Во мне живет вселенная
Шрифт:
Annotation
Все будет хорошо. Иначе и быть не может.
Чопчик Алиса Игоревна
Чопчик Алиса Игоревна
Во мне живет вселенная
Шел дождь. Собрались лужи, и грязь от ботинок
Я натянула капюшон и, сгорбившись, направилась в сторону метро. В руках у меня был пакет. Бутылки звонко ударялись друг об друга, этот звук заставлял ускорить шаг. Сегодня я была бледнее, чем обычно, и сброситься под поезд хотелось больше, чем, скажем, несколько дней назад.
В метро тишина прерывалась сильным кашлем и матом пьяных бомжей. Удушливый запах пота и бедности заполонил собою легкие.
Передо мной стояла женщина с ребенком. Мальчик крутился вокруг нее, словно сытый волчонок, и прижимал к груди облезлого медведя. Один глаз игрушки висел на ниточке и вдруг оторвался и покатился к моим ногам. Я подняла маленькую сверкающую стекляшку и увидела в ней свое отражение.
Ребенок заплакал, затрясся, будто в конвульсиях, но мать не обратила на него внимания. Она дернула его за руку, даже не взглянув на него, дернула так сильно, что малыш выронил медведя, с шумом выпустив воздух из легких.
Подъехало метро, открылись вагоны, оживилась толпа, а ребенок, шмыгая носом, тянулся к медведю. Мать велела ему заткнуться, хотя он молчал, и потянула его за собой.

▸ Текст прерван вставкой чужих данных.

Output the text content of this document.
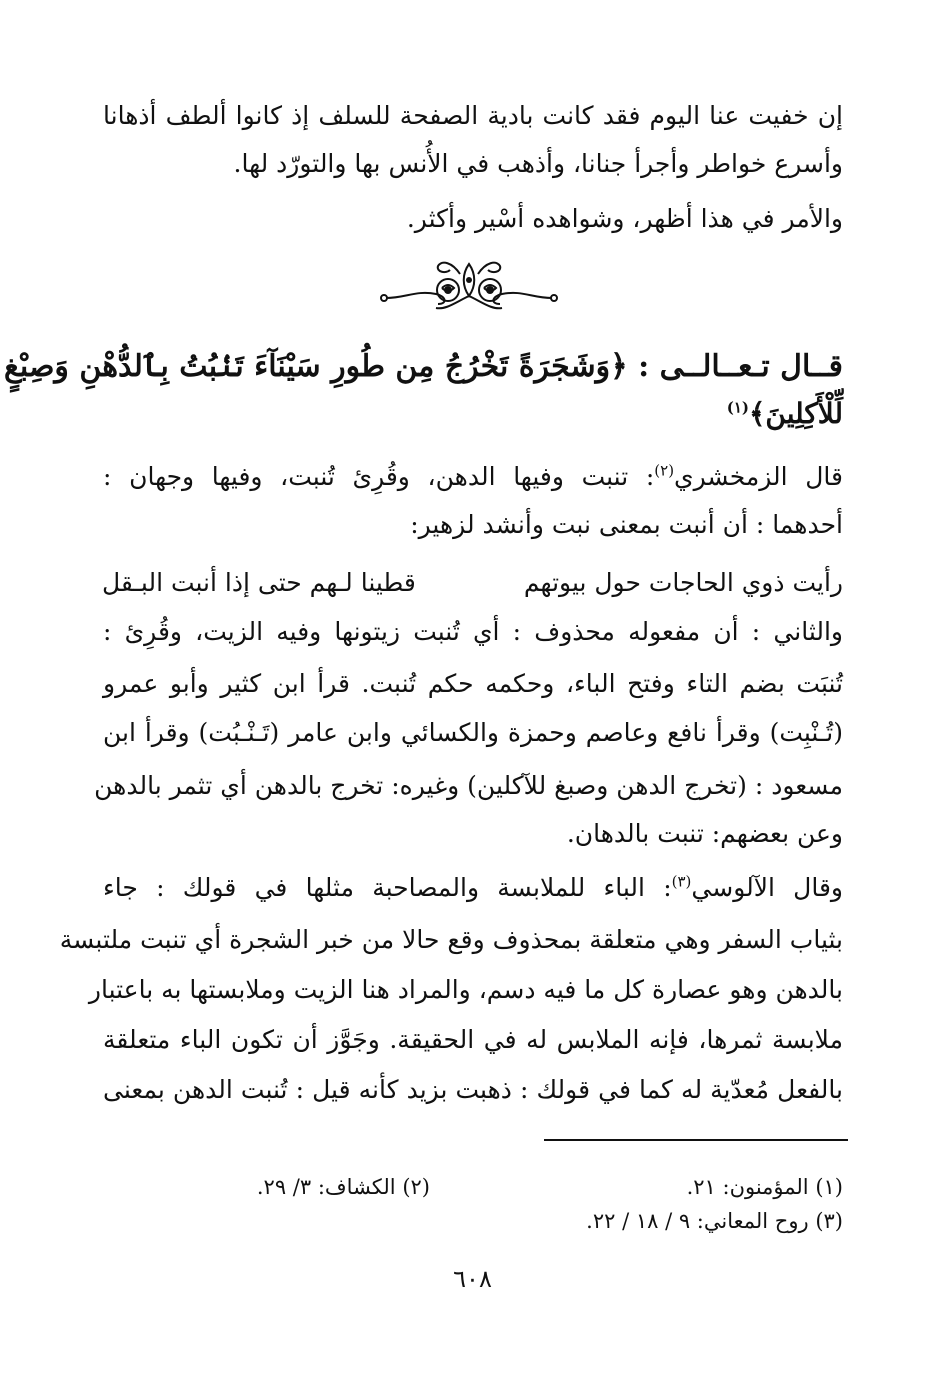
إن خفيت عنا اليوم فقد كانت بادية الصفحة للسلف إذ كانوا ألطف أذهانا
وأسرع خواطر وأجرأ جنانا، وأذهب في الأُنس بها والتورّد لها.
والأمر في هذا أظهر، وشواهده أسْير وأكثر.
قــال تـعــالــى : ﴿وَشَجَرَةً تَخْرُجُ مِن طُورِ سَيْنَآءَ تَنۢبُتُ بِٱلدُّهْنِ وَصِبْغٍ
لِّلْأَكِلِينَ﴾$^{(١)}$
قال الزمخشري$^{(٢)}$: تنبت وفيها الدهن، وقُرِئ تُنبت، وفيها وجهان :
أحدهما : أن أنبت بمعنى نبت وأنشد لزهير:
رأيت ذوي الحاجات حول بيوتهم
قطينا لـهم حتى إذا أنبت البـقل
والثاني : أن مفعوله محذوف : أي تُنبت زيتونها وفيه الزيت، وقُرِئ :
تُنبَت بضم التاء وفتح الباء، وحكمه حكم تُنبت. قرأ ابن كثير وأبو عمرو
(تُـنْبِت) وقرأ نافع وعاصم وحمزة والكسائي وابن عامر (تَـنْـبُت) وقرأ ابن
مسعود : (تخرج الدهن وصبغ للآكلين) وغيره: تخرج بالدهن أي تثمر بالدهن
وعن بعضهم: تنبت بالدهان.
وقال الآلوسي$^{(٣)}$: الباء للملابسة والمصاحبة مثلها في قولك : جاء
بثياب السفر وهي متعلقة بمحذوف وقع حالا من خبر الشجرة أي تنبت ملتبسة
بالدهن وهو عصارة كل ما فيه دسم، والمراد هنا الزيت وملابستها به باعتبار
ملابسة ثمرها، فإنه الملابس له في الحقيقة. وجَوَّز أن تكون الباء متعلقة
بالفعل مُعدّية له كما في قولك : ذهبت بزيد كأنه قيل : تُنبت الدهن بمعنى
(١) المؤمنون: ٢١.
(٢) الكشاف: ٣/ ٢٩.
(٣) روح المعاني: ٩ / ١٨ / ٢٢.
٦٠٨
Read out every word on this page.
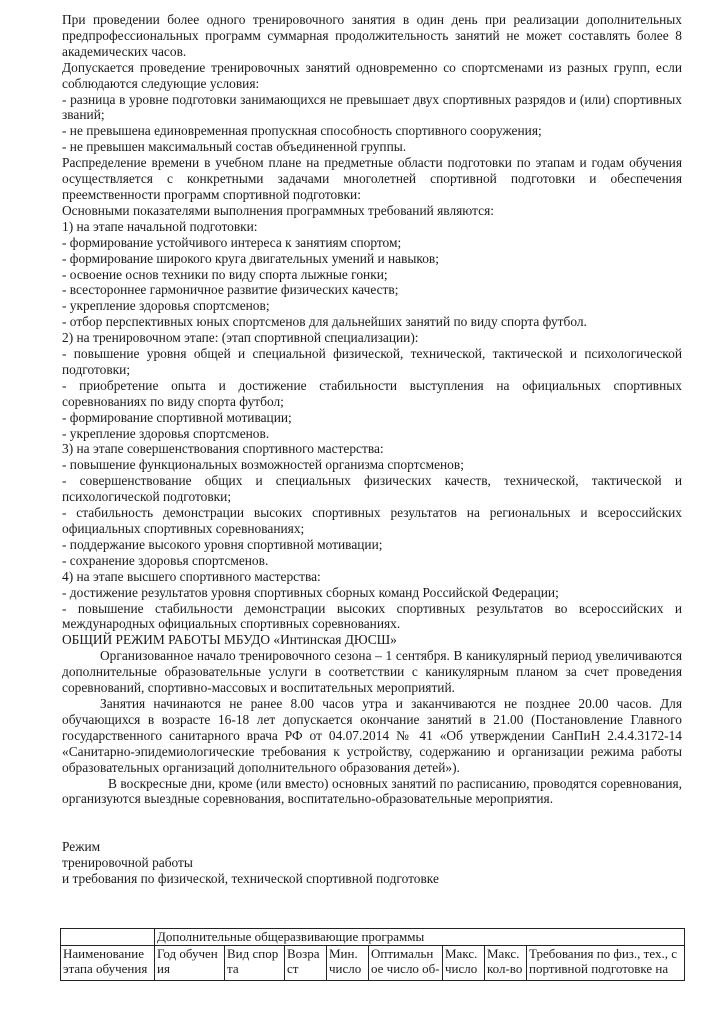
При проведении более одного тренировочного занятия в один день при реализации дополнительных предпрофессиональных программ суммарная продолжительность занятий не может составлять более 8 академических часов.

Допускается проведение тренировочных занятий одновременно со спортсменами из разных групп, если соблюдаются следующие условия:

- разница в уровне подготовки занимающихся не превышает двух спортивных разрядов и (или) спортивных званий;

- не превышена единовременная пропускная способность спортивного сооружения;

- не превышен максимальный состав объединенной группы.

Распределение времени в учебном плане на предметные области подготовки по этапам и годам обучения осуществляется с конкретными задачами многолетней спортивной подготовки и обеспечения преемственности программ спортивной подготовки:

Основными показателями выполнения программных требований являются:

1) на этапе начальной подготовки:

- формирование устойчивого интереса к занятиям спортом;

- формирование широкого круга двигательных умений и навыков;

- освоение основ техники по виду спорта лыжные гонки;

- всестороннее гармоничное развитие физических качеств;

- укрепление здоровья спортсменов;

- отбор перспективных юных спортсменов для дальнейших занятий по виду спорта футбол.

2) на тренировочном этапе: (этап спортивной специализации):

- повышение уровня общей и специальной физической, технической, тактической и психологической подготовки;

- приобретение опыта и достижение стабильности выступления на официальных спортивных соревнованиях по виду спорта футбол;

- формирование спортивной мотивации;

- укрепление здоровья спортсменов.

3) на этапе совершенствования спортивного мастерства:

- повышение функциональных возможностей организма спортсменов;

- совершенствование общих и специальных физических качеств, технической, тактической и психологической подготовки;

- стабильность демонстрации высоких спортивных результатов на региональных и всероссийских официальных спортивных соревнованиях;

- поддержание высокого уровня спортивной мотивации;

- сохранение здоровья спортсменов.

4) на этапе высшего спортивного мастерства:

- достижение результатов уровня спортивных сборных команд Российской Федерации;

- повышение стабильности демонстрации высоких спортивных результатов во всероссийских и международных официальных спортивных соревнованиях.

ОБЩИЙ РЕЖИМ РАБОТЫ МБУДО «Интинская ДЮСШ»

Организованное начало тренировочного сезона – 1 сентября. В каникулярный период увеличиваются дополнительные образовательные услуги в соответствии с каникулярным планом за счет проведения соревнований, спортивно-массовых и воспитательных мероприятий.

Занятия начинаются не ранее 8.00 часов утра и заканчиваются не позднее 20.00 часов. Для обучающихся в возрасте 16-18 лет допускается окончание занятий в 21.00 (Постановление Главного государственного санитарного врача РФ от 04.07.2014 № 41 «Об утверждении СанПиН 2.4.4.3172-14 «Санитарно-эпидемиологические требования к устройству, содержанию и организации режима работы образовательных организаций дополнительного образования детей»).

В воскресные дни, кроме (или вместо) основных занятий по расписанию, проводятся соревнования, организуются выездные соревнования, воспитательно-образовательные мероприятия.

Режим

тренировочной работы

и требования по физической, технической спортивной подготовке

	Дополнительные общеразвивающие программы							
Наименование этапа обучения	Год обучения	Вид спорта	Возраст	Мин. число	Оптимальное число об-	Макс. число	Макс. кол-во	Требования по физ., тех., спортивной подготовке на
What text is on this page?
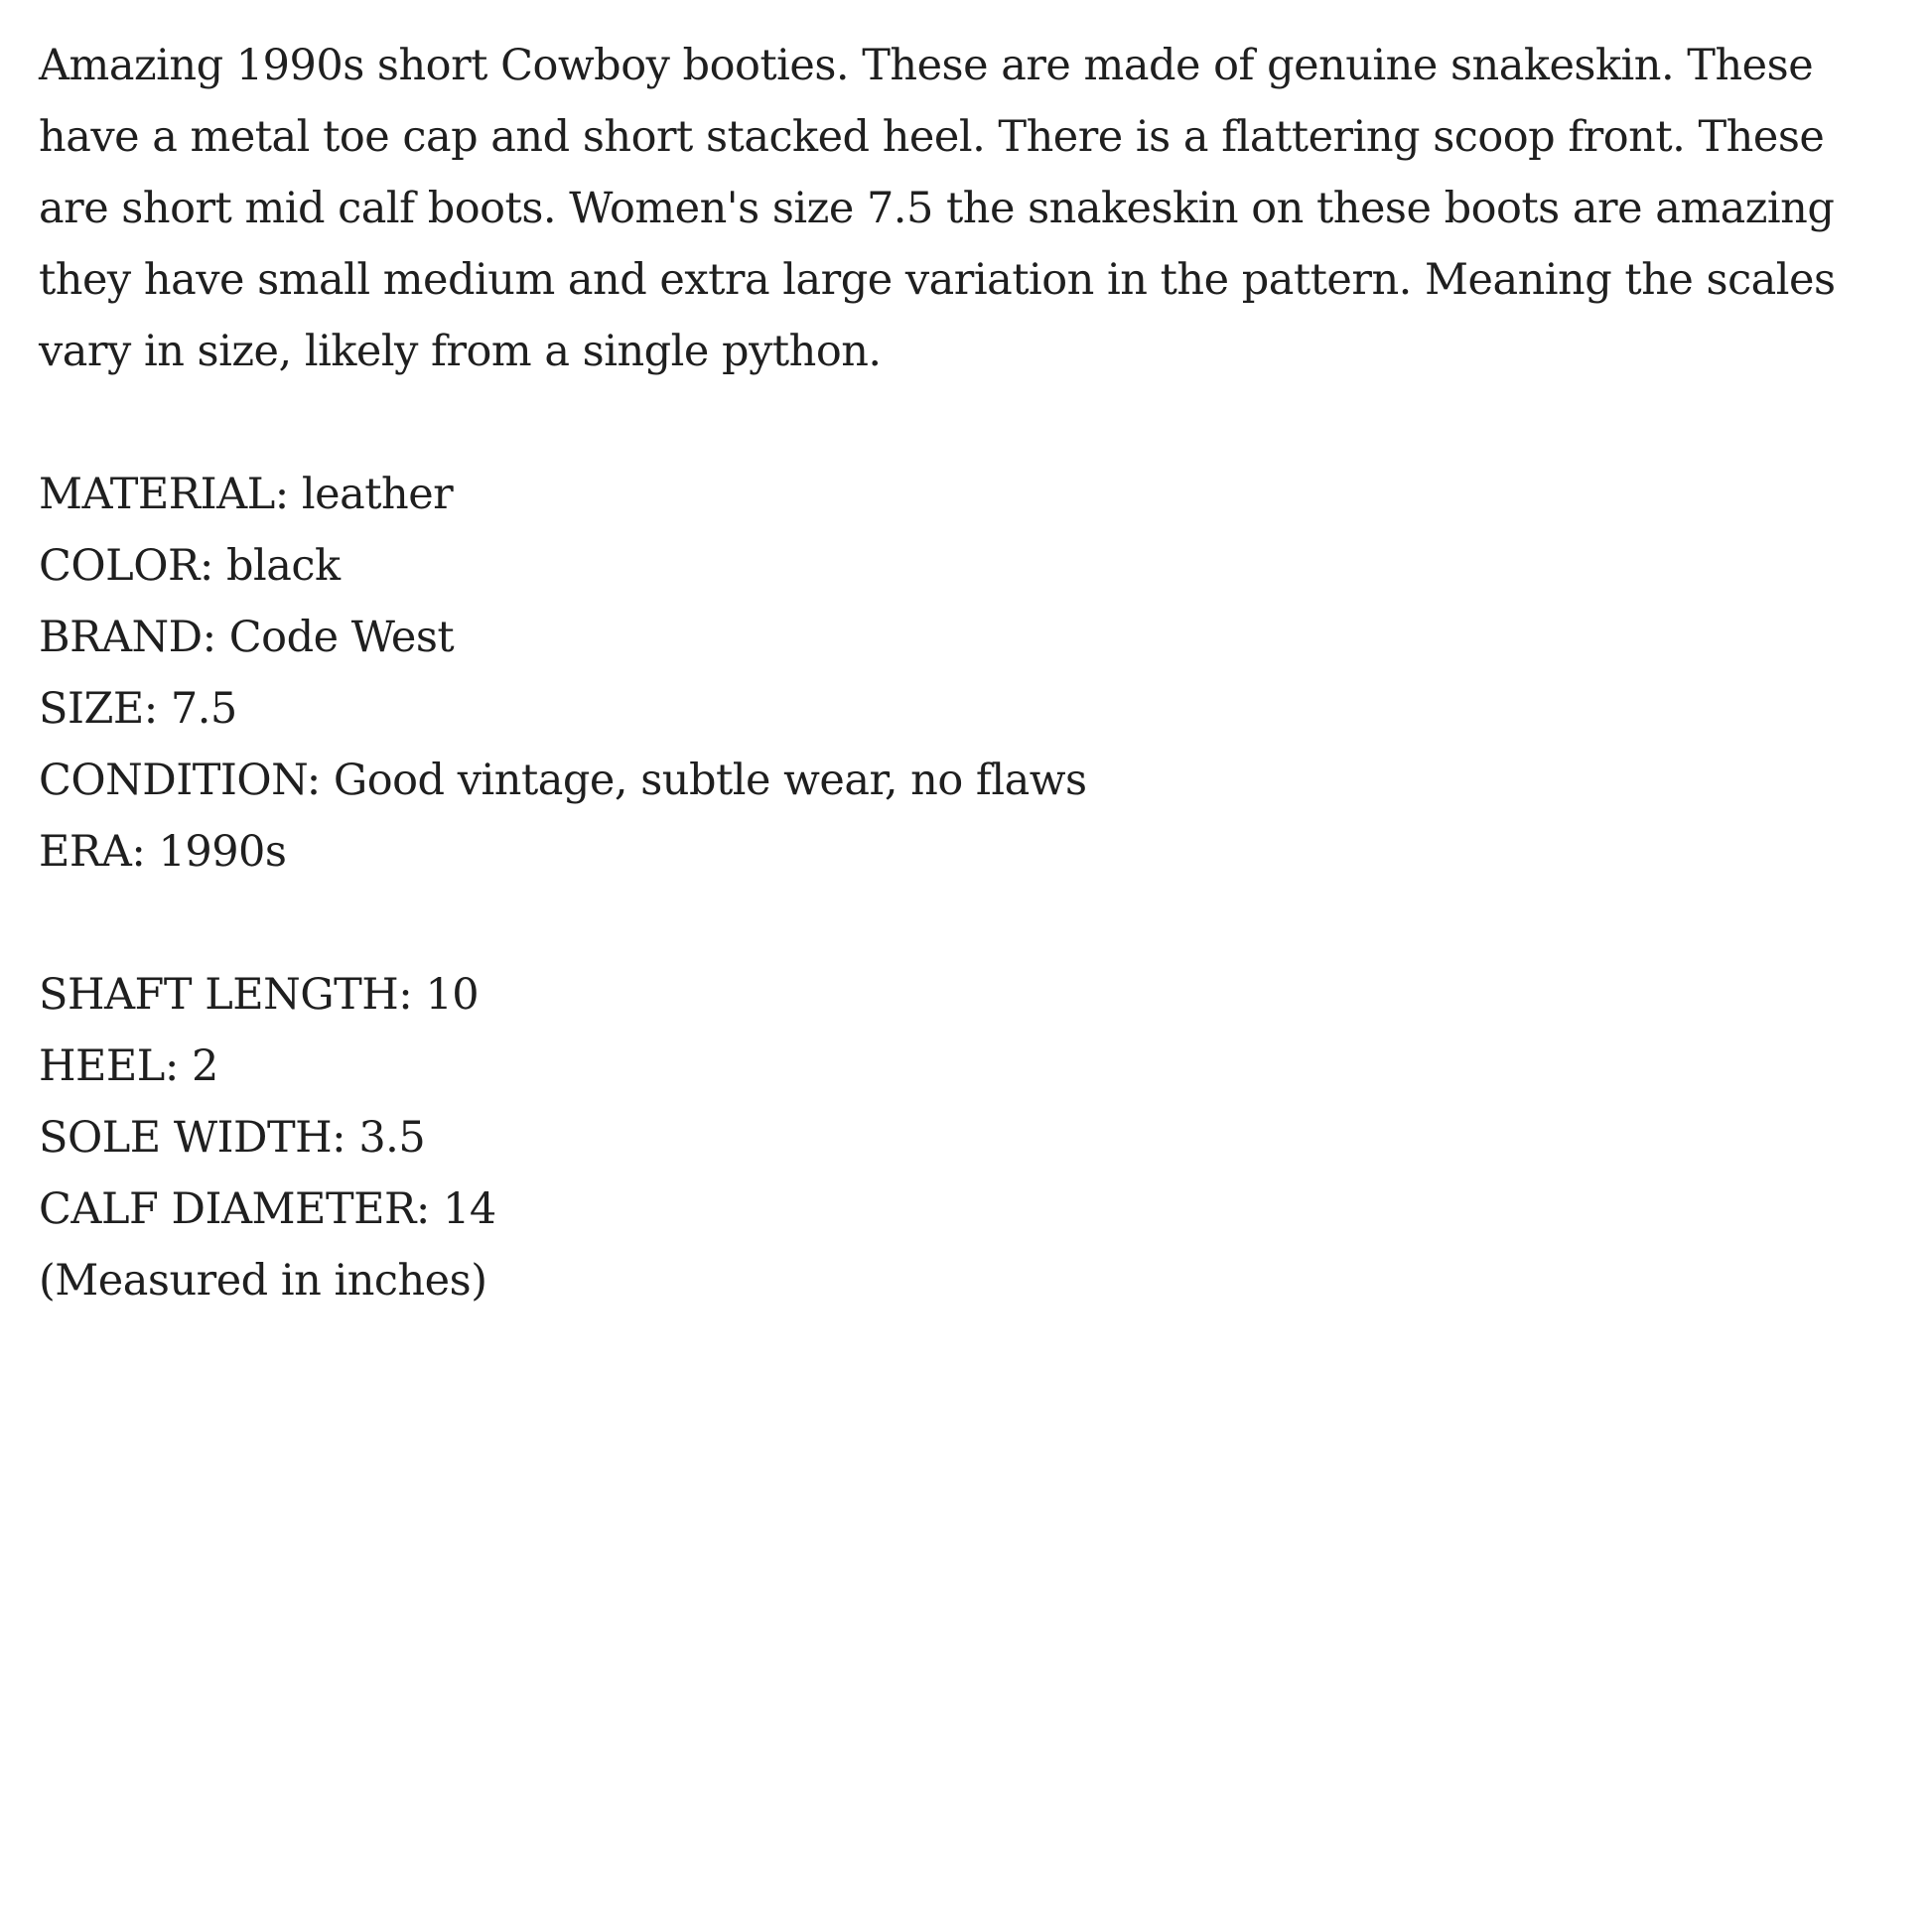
Amazing 1990s short Cowboy booties. These are made of genuine snakeskin. These have a metal toe cap and short stacked heel. There is a flattering scoop front. These are short mid calf boots. Women's size 7.5 the snakeskin on these boots are amazing they have small medium and extra large variation in the pattern. Meaning the scales vary in size, likely from a single python.

MATERIAL: leather
COLOR: black
BRAND: Code West
SIZE: 7.5
CONDITION: Good vintage, subtle wear, no flaws
ERA: 1990s
SHAFT LENGTH: 10
HEEL: 2
SOLE WIDTH: 3.5
CALF DIAMETER: 14
(Measured in inches)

Я тоже должна была сесть в то метро, но продолжала неподвижно стоять, глядя на маленькую ручку, тянущуюся к игрушке, и глядя на то, как мать с не материнской грубостью тащит его вслед за собой. Я могла поднять мишку и дать этому мальчику. Но я не двигалась, а когда метро заскользило дальше, толпа заметно поредела, я подняла игрушку и прижала к себе. Она пахла сыростью и чем-то еще. Запахом детства, ребенка и молока.
– Где ты шляешься?!
– рявкнул отец, вырвав из рук пакет.
Я бросила в его сторону короткий взгляд и отвернулась, не желая разговаривать.
У него бегали глаза, и дрожали губы, отросшие волосы спутались на затылке; серая майка видела лучшие времена, а порванные спортивные штаны не улучшали внешний вид. Меня от него тошнило.
Отец сжал мое плечо и насильно повернул к себе. Он улыбнулся кривой улыбкой и склонил голову набок, будто разглядывает.
– Неприятно на папу смотреть? Я настолько тебе противен?
Он усмехнулся, вглядываясь в мои глаза, будто что-то ищет и не находит. Я почувствовала горький запах перегара и попыталась вырваться из хватки, но отец только сильнее сжал мое плечо.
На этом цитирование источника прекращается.